Pannes, défauts de maintenance, annulations... L'aviation civile russe traverse des zones de turbulences successives dues aux sanctions occidentales, nourrissant les craintes pour la sécurité aérienne en Russie. Si le Kremlin et Vladimir Poutine se vantent de résister aux mesures punitives adoptées par l'Occident depuis l'assaut russe contre l'Ukraine en février 2022, le secteur du transport aérien semble lui toujours plus affecté. En cause: les obstacles auxquels font face les compagnies pour acquérir les pièces et logiciels dont ont besoin leurs flottes de Boeing et d'Airbus pour voler en toute sécurité.
Du coup, les incidents se multiplient, comme celui d'août dernier, lorsque les passagers d'un vol Red Wings sont restés coincés à Ekaterinbourg (Oural) durant 24 heures en raison de la détection simultanée de "dysfonctionnements techniques" sur les deux avions disponibles pour effectuer un vol vers la Turquie.
Pas de solution en vue
"Les conditions dans lesquelles les compagnies aériennes russes opèrent sont assurément devenues beaucoup plus difficiles et les risques pour l'industrie ont évidemment augmenté", observe Oleg Panteleïev, directeur de AviaPort.ru, agence spécialisée dans l'industrie aéronautique russe. Après près de deux ans de sanctions, les principaux problèmes se concentrent autour des moteurs et les systèmes informatiques.
Pressé de commenter la situation, le porte-parole du Kremlin Dmitri Peskov a reconnu du bout des lèvres ne pas avoir de solution en vue: "Nous sommes confrontés à de nouveaux défis et nous cherchons de nouveaux moyens pour les résoudre". En attendant, les compagnies ont recours à la "cannibalisation", clouant des appareils au sol pour utiliser leurs pièces sur d'autres avions.
Production russe amorphe
A ce stade, le trafic aérien interne n'a pas baissé, et l'association spécialisée Aviation Safety Network (ASN) a recensé 11 incidents ou accidents depuis le 24 février 2022, un chiffre qui reste dans la moyenne des années précédentes.
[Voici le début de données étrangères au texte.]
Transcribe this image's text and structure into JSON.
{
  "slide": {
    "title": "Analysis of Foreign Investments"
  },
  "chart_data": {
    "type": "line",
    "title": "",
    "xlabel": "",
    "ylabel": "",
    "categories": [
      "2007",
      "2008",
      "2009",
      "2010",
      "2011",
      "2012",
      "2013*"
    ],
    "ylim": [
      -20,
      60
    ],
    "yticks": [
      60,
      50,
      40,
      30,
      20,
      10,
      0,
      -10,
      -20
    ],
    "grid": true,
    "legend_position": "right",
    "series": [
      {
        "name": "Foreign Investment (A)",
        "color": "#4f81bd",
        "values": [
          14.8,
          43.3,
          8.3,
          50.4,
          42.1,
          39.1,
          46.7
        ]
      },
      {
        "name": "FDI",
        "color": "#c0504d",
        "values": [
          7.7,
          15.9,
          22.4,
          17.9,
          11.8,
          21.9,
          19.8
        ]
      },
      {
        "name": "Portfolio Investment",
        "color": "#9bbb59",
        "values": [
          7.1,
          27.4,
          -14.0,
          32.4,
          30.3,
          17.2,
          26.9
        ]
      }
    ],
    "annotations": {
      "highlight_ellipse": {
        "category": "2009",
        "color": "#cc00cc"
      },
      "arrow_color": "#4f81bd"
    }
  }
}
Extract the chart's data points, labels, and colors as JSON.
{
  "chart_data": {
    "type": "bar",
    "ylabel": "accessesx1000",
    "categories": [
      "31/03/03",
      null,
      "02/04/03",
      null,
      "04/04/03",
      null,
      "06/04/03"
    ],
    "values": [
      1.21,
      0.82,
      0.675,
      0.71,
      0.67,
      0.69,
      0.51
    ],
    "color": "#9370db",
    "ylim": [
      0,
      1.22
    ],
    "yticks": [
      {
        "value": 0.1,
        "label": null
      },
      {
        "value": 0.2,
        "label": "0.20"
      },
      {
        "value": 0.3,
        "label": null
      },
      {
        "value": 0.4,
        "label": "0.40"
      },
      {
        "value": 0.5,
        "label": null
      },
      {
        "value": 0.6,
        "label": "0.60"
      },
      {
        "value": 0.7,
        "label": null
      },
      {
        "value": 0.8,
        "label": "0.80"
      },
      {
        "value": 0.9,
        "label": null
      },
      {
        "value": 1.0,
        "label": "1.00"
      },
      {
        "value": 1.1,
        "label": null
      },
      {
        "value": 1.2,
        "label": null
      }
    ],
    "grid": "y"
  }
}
Mais plus le temps passe, plus le risque augmente. D'autant que la Russie ne produit pas assez de ses propres avions. Son seul modèle post-soviétique homologué, le Sukhoï SuperJet 100, n'a jamais convaincu, et la conception d'un nouveau moyen-courrier, le MC-21, a pris un retard considérable.
En avril dernier, l'association regroupant les principales compagnies aériennes russes (AEVT) se disait d'ailleurs "préoccupée" par "le calendrier" jugé trop lent de la production nationale. A moins de réussir à contourner massivement les sanctions ou de faire voler des appareils endommagés, la flotte russe pourrait donc chuter de 850 avions début 2022 à 554 d'ici à 2033, selon les analystes du cabinet Oliver Wyman.